Serena begins her quest for a 24th Grand Slam at the U.S. Open
B.L. OLIVER | 8/29/2019, 5:02 p.m.
The U.S. Open is like home to Serena Williams. She has won six women’s singles titles there and two doubles championships. Her last singles title at the Billie Jean King National Tennis Center in Queens was in 2014. If she wins this year, Williams will tie Australian Margaret Court for the most women’s singles championships in history.
Court amassed her titles from 1960 to 1973, eight years before the start of the Open Era in tennis, making Williams first all-time in singles majors wins in the Open Era, which began in 1968 when the major tournaments began to allow professionals to compete against amateurs.
Day One of the 2019 Open began with the unveiling of a statue to honor pioneering tennis great Althea Gibson, the first African American to win a Grand Slam title, when she captured the French Open in 1956. Gibson won a total of six major championships, including back-to-back U.S. Opens in 1957 and 1958, the years she also won consecutive titles at Wimbledon.

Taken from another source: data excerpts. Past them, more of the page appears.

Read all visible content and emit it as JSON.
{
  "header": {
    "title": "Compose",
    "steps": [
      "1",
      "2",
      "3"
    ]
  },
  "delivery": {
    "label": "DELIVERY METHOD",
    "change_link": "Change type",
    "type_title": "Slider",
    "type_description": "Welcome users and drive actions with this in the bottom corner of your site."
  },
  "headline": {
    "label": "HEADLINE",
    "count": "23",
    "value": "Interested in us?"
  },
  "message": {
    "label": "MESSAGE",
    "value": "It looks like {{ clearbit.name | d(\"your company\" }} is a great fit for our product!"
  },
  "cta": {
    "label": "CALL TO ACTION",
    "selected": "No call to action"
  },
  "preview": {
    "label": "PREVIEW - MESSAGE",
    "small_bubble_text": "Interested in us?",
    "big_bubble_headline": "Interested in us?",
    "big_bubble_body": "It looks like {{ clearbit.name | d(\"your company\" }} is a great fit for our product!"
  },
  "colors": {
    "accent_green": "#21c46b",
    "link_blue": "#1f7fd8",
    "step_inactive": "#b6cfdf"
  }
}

The evening ceremony began with Billie Jean King introducing the new president of the USTA, Patrick Galbraith, followed by a performance by Tony Award winner Ben Platt, star of the Broadway play “Dear Evan Hansen.” Celebrities in attendance included Mike Tyson, Robin Roberts and Katie Couric. After losing in last year’s U.S. Open final to Naomi Osaka, the 37-year-old Williams, the No.8 seed in this tournament who earned her first U.S. Open singles title in 1999, started this year’s journey with a vengeance, dominating five-time Grand Slam champion Maria Sharapova 6-1, 6-1 in less than one hour. She is now 20-2 head-to-head against Sharapova.

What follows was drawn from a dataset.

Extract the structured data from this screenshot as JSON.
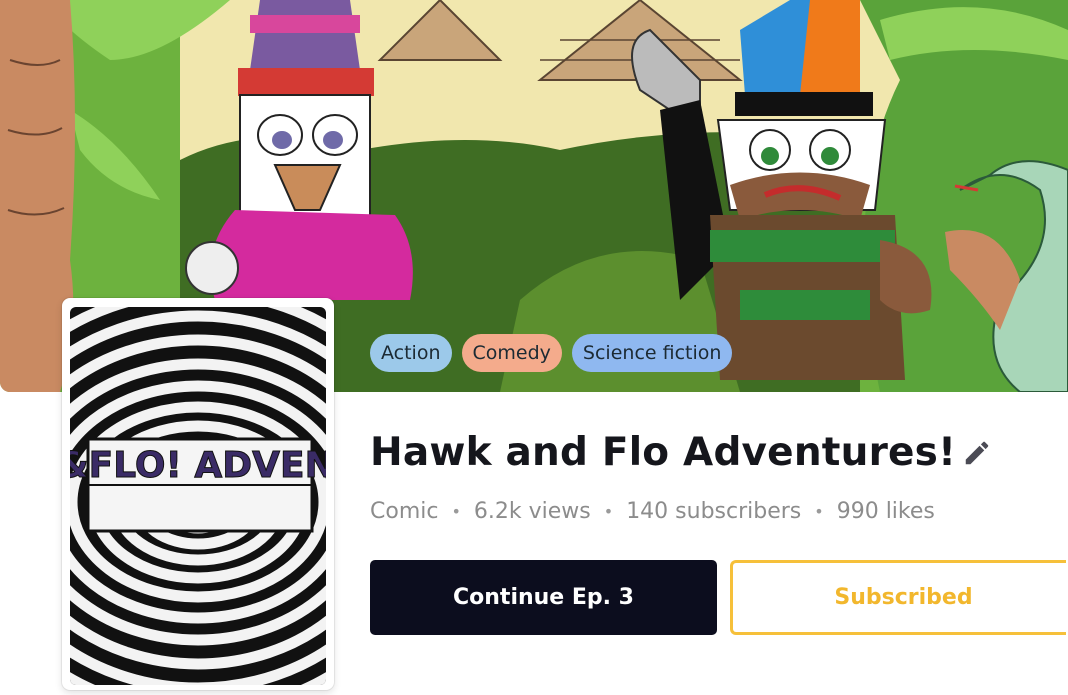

“I just feel like her game really matches up well against mine,” Williams said of Sharapova after her victory. “I always said her ball somehow lands in my zone.” When asked about the ceremony celebrating Gibson, Williams expounded on Gibson’s cultural and social significance.

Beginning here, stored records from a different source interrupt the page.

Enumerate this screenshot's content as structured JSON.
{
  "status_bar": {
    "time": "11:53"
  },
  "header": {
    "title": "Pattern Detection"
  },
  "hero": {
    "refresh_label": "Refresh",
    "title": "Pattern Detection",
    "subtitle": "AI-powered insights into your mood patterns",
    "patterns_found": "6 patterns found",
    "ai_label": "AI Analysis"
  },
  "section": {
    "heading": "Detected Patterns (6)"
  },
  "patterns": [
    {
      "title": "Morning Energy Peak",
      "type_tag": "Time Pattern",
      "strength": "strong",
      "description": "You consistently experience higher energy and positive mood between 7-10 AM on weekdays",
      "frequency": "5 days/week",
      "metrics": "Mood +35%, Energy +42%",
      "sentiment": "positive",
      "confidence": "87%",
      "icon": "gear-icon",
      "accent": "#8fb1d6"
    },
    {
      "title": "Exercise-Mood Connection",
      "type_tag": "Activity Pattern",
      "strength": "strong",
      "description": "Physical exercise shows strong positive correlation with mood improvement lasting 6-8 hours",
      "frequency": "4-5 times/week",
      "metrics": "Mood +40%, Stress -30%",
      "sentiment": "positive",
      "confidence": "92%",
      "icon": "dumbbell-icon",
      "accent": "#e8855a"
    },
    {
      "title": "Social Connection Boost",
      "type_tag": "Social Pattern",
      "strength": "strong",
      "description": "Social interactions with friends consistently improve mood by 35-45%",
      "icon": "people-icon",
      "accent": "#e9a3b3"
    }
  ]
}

“I think it sends a great message to me in particular, knowing her story, knowing Althea, what she went through,” she said. “Being truly the first pioneer, an African American in tennis, just to a sport that wasn’t open to Black people.” Gibson, a native of Clarendon County, South Carolina, passed away in 2003 at the age of 76 in East Orange, New Jersey.
Williams took on fellow American Caty McNally last night (Wednesday) at Arthur Ashe Stadium in the second round. In other first round matches, her older sister, Venus William, advanced to the second round with a win over SaiSai Zheng, 6-1,6-0. It was her 22nd first round match at the U.S. Open without a loss. Fifteen-year-old American CoCo Gauff, who burst onto the majors scene at Wimbledon earlier this summer, rallied to defeat 18-year-old Anastasia Potapova of Russia, 3-6, 6-2, 6-4.
“I think I gave my parents a heart attack, especially my mom,” Gauff said afterward. “My dad, he looks a little bit tired over there too.”
The tournament’s No.1 seed, defending champion Osaka, as well as No. 10 seed Madison Keys also won their first round matches.